The last time I got in trouble I was in Big Bend National Park in Texas. This time the location was far less exotic! In fact my wife and I were at the intersection of I-125 and I-80 on the south side of Cheyenne, Wyoming. We were on our way home from a week of photographing the red rock country in Arches and Canyonlands National Parks and were headed for the RV campground at Warren Air Force Base. As we topped the hill headed east towards Cheyenne, monstrous black storm clouds stretched across the horizon in front of us.
Without giving the weather conditions the attention they deserved, we forged ahead anxious to get our 5th wheel set up and bed down for the night. The closer we got to Cheyenne the worse the weather became until the driving rain and hail forced us over to the side of the road. Initially we were unconcerned but as the minutes passed, and the storm intensified, our lack of concern quickly evaporated and our anxiety ratcheted up with the increasingly large hail that was now pounding my truck and the 5th wheel behind. It got so large, and the noise so great, that talking was nearly impossible. At any moment we expected the windshield to cave in. I-25 was brought to a standstill with the heavy summer traffic lined up along the shoulders of the road sweating out the storm.
For fifteen or twenty minutes the storm raged and then, as quickly as it began, it drifted east and the cars and trucks began to move again. It was time to take stock of the damage. It was quickly obvious that my insurance company was going to be getting a call on Monday morning! The hood and the roof of my Dodge truck were a mass of dents. I didn’t even want to think about the roof of my thirty-foot RV but as it turned out the roof itself was largely undamaged - it fared better than the truck. The plastic vent hoods, the air-conditioned cover and the external running lights took a beating and would have to be replaced. All in all it could have been worse.

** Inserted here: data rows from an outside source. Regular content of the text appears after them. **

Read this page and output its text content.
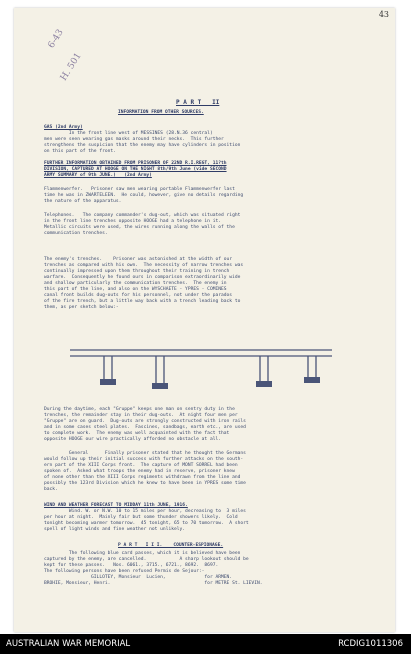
6-43
H. 501
43
P A R T   II
INFORMATION FROM OTHER SOURCES.
GAS (2nd Army)
In the front line west of MESSINES (28.N.36 central)
men were seen wearing gas masks around their necks.  This further
strengthens the suspicion that the enemy may have cylinders in position
on this part of the front.
FURTHER INFORMATION OBTAINED FROM PRISONER OF 22ND R.I.REGT, 11?th
DIVISION, CAPTURED AT HOOGE ON THE NIGHT 8th/9th June (vide SECOND
ARMY SUMMARY of 9th JUNE.)   (2nd Army)
Flammenwerfer.   Prisoner saw men wearing portable Flammenwerfer last
time he was in ZWARTELEEN.  He could, however, give no details regarding
the nature of the apparatus.
Telephones.   The company commander's dug-out, which was situated right
in the front line trenches opposite HOOGE had a telephone in it.
Metallic circuits were used, the wires running along the walls of the
communication trenches.
The enemy's trenches.    Prisoner was astonished at the width of our
trenches as compared with his own.  The necessity of narrow trenches was
continually impressed upon them throughout their training in trench
warfare.  Consequently he found ours in comparison extraordinarily wide
and shallow particularly the communication trenches.  The enemy in
this part of the line, and also on the WYSCHAETE - YPRES - COMINES
canal front builds dug-outs for his personnel, not under the parados
of the fire trench, but a little way back with a trench leading back to
them, as per sketch below:-
During the daytime, each "Gruppe" keeps one man on sentry duty in the
trenches, the remainder stay in their dug-outs.  At night four men per
"Gruppe" are on guard.  Dug-outs are strongly constructed with iron rails
and in some cases steel plates.  Fascines, sandbags, earth etc., are used
to complete work.  The enemy was well acquainted with the fact that
opposite HOOGE our wire practically afforded no obstacle at all.
General      Finally prisoner stated that he thought the Germans
would follow up their initial success with further attacks on the south-
ern part of the XIII Corps front.  The capture of MONT SORREL had been
spoken of.  Asked what troops the enemy had in reserve, prisoner knew
of none other than the XIII Corps regiments withdrawn from the line and
possibly the 123rd Division which he knew to have been in YPRES some time
back.
WIND AND WEATHER FORECAST TO MIDDAY 11th JUNE, 1916.
Wind. W. or N.W. 10 to 15 miles per hour, decreasing to  3 miles
per hour at night.  Mainly fair but some thunder showers likely.  Cold
tonight becoming warmer tomorrow.  45 tonight, 65 to 70 tomorrow.  A short
spell of light winds and fine weather not unlikely.
P A R T   I I I.    COUNTER-ESPIONAGE.
The following blue card passes, which it is believed have been
captured by the enemy, are cancelled.            A sharp lookout should be
kept for these passes.   Nos. 6061., 3715., 6721., 8692.  8697.
The following persons have been refused Permis de Sejour:-
GILLOTEY, Monsieur  Lucien,              for ARMEN.
BROHIE, Monsieur, Henri.                                  for METRE St. LIEVIN.
AUSTRALIAN WAR MEMORIAL	RCDIG1011306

In retrospect what bothered me more than the damage was the fact that I had placed my wife, my vehicles, and myself in harms way. I didn’t recognize the looming hazard. I wasn’t tuned in enough to see what was about to happen. I didn't turn back! Despite the obvious storm, the thought of hail and the damage it could cause never crossed my mind. I was focused on getting to the campground as quickly as possible.
It is this mentality that gets people in trouble in the outdoors. As a society we have lost the ability to sense danger - the ability to detect the “edge of the cliff” and back off. So the next time you are faced with a situation where pressing on in the face of threats to your safety is ill-advised, pause for a moment. Evaluate your situation objectively. What are the threats? How able are you to cope with threats to your safety? What are the consequences of continuing? Is it time to turn back? Don’t let external issues influence your decision. You can always climb the mountain another day – but you have to be alive to do that!